Beychaé se reposait dans sa chambre. Le vieil homme (chauve, très ridé, vêtu d’une longue tunique qui masquait le petit ventre dont il était affligé depuis qu’il se consacrait à l’étude) battit des paupières en l’entendant frapper doucement à sa porte avant d’ouvrir. Il avait toujours les yeux vifs.
— Tsoldrin ? Désolée de vous déranger. Venez voir qui je vous amène !

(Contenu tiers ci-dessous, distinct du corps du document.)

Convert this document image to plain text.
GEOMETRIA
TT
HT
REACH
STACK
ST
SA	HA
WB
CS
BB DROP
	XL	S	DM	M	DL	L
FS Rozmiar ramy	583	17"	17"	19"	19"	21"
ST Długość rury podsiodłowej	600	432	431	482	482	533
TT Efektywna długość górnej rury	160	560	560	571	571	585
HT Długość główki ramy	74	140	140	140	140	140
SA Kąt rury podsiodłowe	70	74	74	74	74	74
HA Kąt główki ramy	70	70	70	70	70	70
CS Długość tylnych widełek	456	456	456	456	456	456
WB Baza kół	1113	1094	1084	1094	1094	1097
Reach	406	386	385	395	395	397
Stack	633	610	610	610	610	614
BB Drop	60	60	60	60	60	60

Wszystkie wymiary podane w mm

Il la suivit dans le couloir et resta sur le seuil pendant qu’elle lui montrait du doigt l’homme debout auprès de la table supportant l’écran de lecteur de bande.
— Tu le connais ?
Tsoldrin Beychaé chaussa des lunettes (il était vieux jeu au point d’afficher son âge au lieu de le travestir) et observa son visiteur. Plutôt jeune, de longues jambes, les cheveux brun foncé (lissés en arrière et coiffés en queue de cheval), il avait un visage frappant, voire remarquable quoique assombri par ce duvet que le rasage superficiel ne réussit jamais à faire disparaître. Considérées isolément, ses lèvres étaient troublantes : elles étaient cruelles, arrogantes, et l’œil devait appréhender le visage tout entier pour que leur expression perde de sa sévérité ; d’autre part, l’observateur se voyait obligé de tenir compte du fait – à contrecœur, peut-être – que ses verres fumés ne parvenaient pas à dissimuler complètement ses grands yeux surmontés de sourcils fournis et qui, francs et directs, contribuaient à donner une impression d’ensemble plutôt plaisante.
— Il se peut que nous nous soyons rencontrés, mais je ne pourrais pas en jurer, énonça lentement Beychaé.
Il songeait qu’en effet il avait déjà vu cet homme ; malgré les lunettes noires, ce visage était d’une familiarité déconcertante.
— Il souhaite vous rencontrer, reprit la femme. J’ai pris la liberté de lui dire que c’était réciproque. Il pense que vous avez pu connaître son père.